DaaS / Products / Production RAG Platform with Neural Reranking and Infrastructure-as-Code

Production RAG Platform with Neural Reranking and Infrastructure-as-Code

A team trains custom embedding and reranking models on PAI, deploys a hybrid retrieval pipeline (vector + BM25) with Bailian neural reranking into OpenSearch/Elasticsearch, builds a dual-channel RAG chatbot and recommendation system, then provisions and manages the entire production stack (ECS, RDS, OSS, Vercel) using Terraform for repeatable infrastructure-as-code deployment.

Products involved

Scenario

A team trains custom embedding and reranking models on PAI, deploys a hybrid retrieval pipeline (vector + BM25) with Bailian neural reranking into OpenSearch/Elasticsearch, builds a dual-channel RAG chatbot and recommendation system, then provisions and manages the entire production stack (ECS, RDS, OSS, Vercel) using Terraform for repeatable infrastructure-as-code deployment.

How the products combine

  1. airec · custom-trained-rag-with-personalized-recommendat-224893 — Custom-Trained RAG with Personalized Recommendation Layer
  2. See _combos/custom-trained-rag-with-personalized-recommendat-224893.

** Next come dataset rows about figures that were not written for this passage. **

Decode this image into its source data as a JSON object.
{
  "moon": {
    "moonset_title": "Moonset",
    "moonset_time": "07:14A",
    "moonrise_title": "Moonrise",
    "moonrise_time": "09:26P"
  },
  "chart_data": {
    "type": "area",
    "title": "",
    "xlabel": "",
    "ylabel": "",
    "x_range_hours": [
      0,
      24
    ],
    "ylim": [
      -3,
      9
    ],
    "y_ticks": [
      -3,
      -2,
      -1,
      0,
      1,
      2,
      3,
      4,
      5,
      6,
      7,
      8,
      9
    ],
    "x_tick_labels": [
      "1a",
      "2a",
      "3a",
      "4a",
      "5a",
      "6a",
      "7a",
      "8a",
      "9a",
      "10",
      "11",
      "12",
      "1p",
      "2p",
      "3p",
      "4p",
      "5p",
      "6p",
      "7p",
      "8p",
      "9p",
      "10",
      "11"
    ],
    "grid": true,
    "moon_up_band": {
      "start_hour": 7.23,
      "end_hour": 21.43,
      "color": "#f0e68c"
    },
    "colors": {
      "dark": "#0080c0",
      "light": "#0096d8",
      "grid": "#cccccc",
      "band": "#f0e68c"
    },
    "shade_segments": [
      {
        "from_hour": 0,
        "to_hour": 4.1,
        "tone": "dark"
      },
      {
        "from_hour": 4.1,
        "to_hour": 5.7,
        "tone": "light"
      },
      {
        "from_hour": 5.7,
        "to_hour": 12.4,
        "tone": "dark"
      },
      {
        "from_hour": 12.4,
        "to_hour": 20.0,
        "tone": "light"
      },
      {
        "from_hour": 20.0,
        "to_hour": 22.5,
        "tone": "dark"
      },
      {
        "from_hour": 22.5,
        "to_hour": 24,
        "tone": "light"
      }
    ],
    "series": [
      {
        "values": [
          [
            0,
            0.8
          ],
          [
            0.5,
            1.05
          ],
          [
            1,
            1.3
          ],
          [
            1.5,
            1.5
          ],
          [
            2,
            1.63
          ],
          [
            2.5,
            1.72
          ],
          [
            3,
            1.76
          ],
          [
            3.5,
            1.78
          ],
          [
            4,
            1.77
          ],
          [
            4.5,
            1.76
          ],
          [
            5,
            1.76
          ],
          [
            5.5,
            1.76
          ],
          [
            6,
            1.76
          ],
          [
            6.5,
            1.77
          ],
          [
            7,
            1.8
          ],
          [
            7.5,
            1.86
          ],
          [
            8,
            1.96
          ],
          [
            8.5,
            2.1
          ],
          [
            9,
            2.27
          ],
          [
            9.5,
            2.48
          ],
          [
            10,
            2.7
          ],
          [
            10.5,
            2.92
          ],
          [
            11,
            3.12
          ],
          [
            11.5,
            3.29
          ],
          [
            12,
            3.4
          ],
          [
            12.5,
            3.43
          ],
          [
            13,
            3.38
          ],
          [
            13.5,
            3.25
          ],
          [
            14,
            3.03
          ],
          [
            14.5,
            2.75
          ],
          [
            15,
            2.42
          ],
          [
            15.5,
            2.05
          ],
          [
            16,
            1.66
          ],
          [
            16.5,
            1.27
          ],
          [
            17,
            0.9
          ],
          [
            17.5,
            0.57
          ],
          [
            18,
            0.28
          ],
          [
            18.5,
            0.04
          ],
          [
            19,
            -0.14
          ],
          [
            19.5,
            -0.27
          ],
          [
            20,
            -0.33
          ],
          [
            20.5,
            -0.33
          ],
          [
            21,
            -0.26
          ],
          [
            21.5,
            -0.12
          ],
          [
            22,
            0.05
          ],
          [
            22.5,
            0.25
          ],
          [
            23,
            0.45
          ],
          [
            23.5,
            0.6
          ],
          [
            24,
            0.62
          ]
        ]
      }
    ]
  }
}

  3. alinux · full-stack-custom-rag-train-to-production-e68446 — Full-Stack Custom RAG: Train to Production
  4. See _combos/full-stack-custom-rag-train-to-production-e68446.

  5. airec · custom-model-enhanced-rag-recommendation-platfor-ec855c — Custom Model-Enhanced RAG Recommendation Platform
  6. See _combos/custom-model-enhanced-rag-recommendation-platfor-ec855c.

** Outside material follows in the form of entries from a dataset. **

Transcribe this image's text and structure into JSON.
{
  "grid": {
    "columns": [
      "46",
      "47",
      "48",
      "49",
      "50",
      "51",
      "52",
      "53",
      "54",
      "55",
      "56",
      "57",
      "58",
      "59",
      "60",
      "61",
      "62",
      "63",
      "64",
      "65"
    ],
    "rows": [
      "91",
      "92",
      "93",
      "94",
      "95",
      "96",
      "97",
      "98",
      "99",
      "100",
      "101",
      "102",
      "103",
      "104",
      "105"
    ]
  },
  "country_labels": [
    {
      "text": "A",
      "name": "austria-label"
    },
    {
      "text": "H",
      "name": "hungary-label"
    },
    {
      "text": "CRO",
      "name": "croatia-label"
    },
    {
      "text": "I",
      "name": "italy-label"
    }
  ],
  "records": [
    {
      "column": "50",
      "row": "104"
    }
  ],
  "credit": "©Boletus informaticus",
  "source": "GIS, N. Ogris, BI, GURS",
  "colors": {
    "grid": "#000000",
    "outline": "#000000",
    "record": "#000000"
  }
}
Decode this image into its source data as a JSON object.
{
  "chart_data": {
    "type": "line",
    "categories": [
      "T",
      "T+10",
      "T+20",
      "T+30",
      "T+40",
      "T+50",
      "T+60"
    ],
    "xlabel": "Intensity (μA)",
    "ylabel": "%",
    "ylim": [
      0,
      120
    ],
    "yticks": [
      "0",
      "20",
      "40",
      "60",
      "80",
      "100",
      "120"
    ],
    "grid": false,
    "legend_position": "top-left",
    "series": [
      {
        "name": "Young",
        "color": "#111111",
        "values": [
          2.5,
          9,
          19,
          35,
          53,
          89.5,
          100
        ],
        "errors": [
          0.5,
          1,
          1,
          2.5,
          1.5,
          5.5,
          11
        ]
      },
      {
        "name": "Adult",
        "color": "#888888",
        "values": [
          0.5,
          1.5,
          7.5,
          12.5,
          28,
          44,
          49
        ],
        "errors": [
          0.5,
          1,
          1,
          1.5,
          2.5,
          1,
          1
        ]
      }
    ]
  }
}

  7. airec · airec-with-custom-models-and-semantic-search-fe8869 — AIRec with Custom Models and Semantic Search
  8. See _combos/airec-with-custom-models-and-semantic-search-fe8869.

Typical questions

FAQ

Q: How do I build a production RAG platform with custom model training, neural reranking, and infrastructure-as-code? A: You build this platform by training custom embedding and reranking models on PAI, deploying a hybrid retrieval pipeline with Bailian neural reranking into OpenSearch or Elasticsearch, and provisioning the stack with Terraform. This architecture supports a dual-channel RAG chatbot and recommendation system while managing ECS, RDS, OSS, and Vercel resources through repeatable infrastructure-as-code. Detailed implementation steps are documented in the "Full-Stack Custom RAG: Train to Production" and "Custom-Trained RAG with Personalized Recommendation Layer" skill guides.